Assuming a step value of `5m`, these PromQL queries return the same result:

```text theme={null}
sum_per_second(http_request_count{}[5m])

sum_over_time(http_request_count{}[5m]) / 300
```

<Note>
  To ensure the chart value at each step represents the sum of observations for each
  step's start and end time, you **must** set the query's step size to be equal to
  the sliding time window value. For more guidance, see
  [Best practices for adding dashboard charts](/investigate/querying/metrics/delta-queries#best-practices-for-adding-dashboard-charts).
</Note>

## `zscore()`

The `zscore(v instant-vector) [by|without (labels)]` function computes the standard
score (z-score) for each series in a group, telling you how many standard deviations
each value is from the group mean. Use this function to identify which members of a
group are outliers, like when services are behaving differently from the rest.

The z-score is calculated as `(value - mean) / stddev` across all series in a group
at each timestamp. Values are mapped to the following averages:

| Value | Description                          |
| ----- | ------------------------------------ |
| `0`   | The value is exactly average         |
| `+1`  | One standard deviation above average |
| `-1`  | One standard deviation below average |

Values beyond `±2` or `±3` are typically considered outliers.

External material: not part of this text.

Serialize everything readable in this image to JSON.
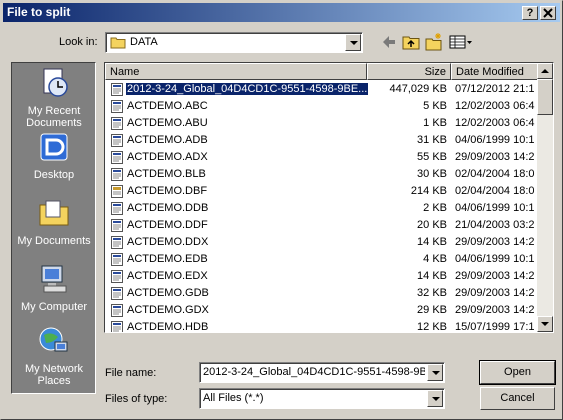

For example, to find which nodes have unusual CPU usage:

```text theme={null}
zscore(node_cpu_seconds_total)
```

This query compares all nodes at each point in time and shows which ones deviate
from the group average. You can use grouping to compute z-scores within subgroups:

```text theme={null}
zscore(http_request_duration_seconds) by (datacenter)
```

This query compares services within each `datacenter` separately, so you can
identify outliers per region rather than globally. This is helpful when different
groups have different normal ranges.

To create alerts for outliers, you might use this query:

```text theme={null}
abs(zscore(response_time) by (service)) > 2
```

This alert triggers when any service's response time is more than two standard
deviations from the mean for its group, helping detect services that are performing
unusually poorly or well.

The function returns not a number (`NaN`) when the standard deviation is zero (all
values in the group are identical), or when a group contains only a single series.
This is
equivalent to the following manual calculation, but more concise:

```text theme={null}
(metric - on() group_left avg(metric)) / on() group_left stddev(metric)
```

## Other querying features

Observability Platform also provides querying features beyond those covered by using
query languages in its user interface.

* **[Delta queries](/investigate/querying/metrics/delta-queries):** Query metrics that employ
  delta temporality, as opposed to cumulative temporality.
* **[Alert metrics](/investigate/querying/metrics/alert-metrics):** Query the `ALERTS`
  metric for triggered alert series and metadata.
* **[Prometheus API access](/tooling/prometheus-api):**
  Interact directly with Prometheus API endpoints for programmatic workflows.